Ingenico has been busy making deals and cultivating partners. Last year it took a 40% stake in Veron SPA of Italy, a producer of smart cards and electronic payment systems.

At the end of 1996, Ingenico entered the American market through an alliance with International Verifact Inc. of Toronto, which has since merged with a former rival, Checkmate Electronics Inc. of Roswell, Ga.

"We are building a new company" that is both a "local supplier" and "a global provider," said Gerard Compain, managing director of Ingenico. "We will have the global technology, global image-but local services and local adaptation."

According to The Nilson Report, an industry newsletter, Verifone shipped 960,810 payment terminal units in 1997, and second-place Hypercom shipped 501,600. Ingenico, Bull, and De La Rue shipped a combined 507,150 that year.

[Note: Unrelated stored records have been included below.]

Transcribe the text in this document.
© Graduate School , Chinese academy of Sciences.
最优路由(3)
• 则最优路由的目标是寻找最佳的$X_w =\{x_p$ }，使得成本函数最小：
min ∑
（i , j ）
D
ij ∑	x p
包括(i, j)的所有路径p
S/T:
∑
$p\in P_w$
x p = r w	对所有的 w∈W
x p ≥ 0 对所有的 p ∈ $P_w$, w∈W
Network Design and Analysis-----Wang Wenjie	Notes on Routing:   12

But the numbers belie some of the challenges and realities Ingenico faces against the larger American companies.

"There are no European-based manufacturers that have the economies of scale to compete against Hypercom or Verifone," said David Robertson, president of The Nilson Report, Oxnard, Calif. "They won't have the efficiencies of the single brand strategy or a unified research and development that will generate the kinds of economies need to generate profits."

Integration of the euro will create demand for new terminals among European retailers, observers say, but will also complicate the manufacturing requirements. The common currency has not eliminated local laws and technology requirements that hamper a terminal maker's ability to do mass production.

"It is only through consolidation and volume that you can achieve the lower unit costs they really need," said Stanley Anderson, president of Anderson & Associates, Arvada, Colo.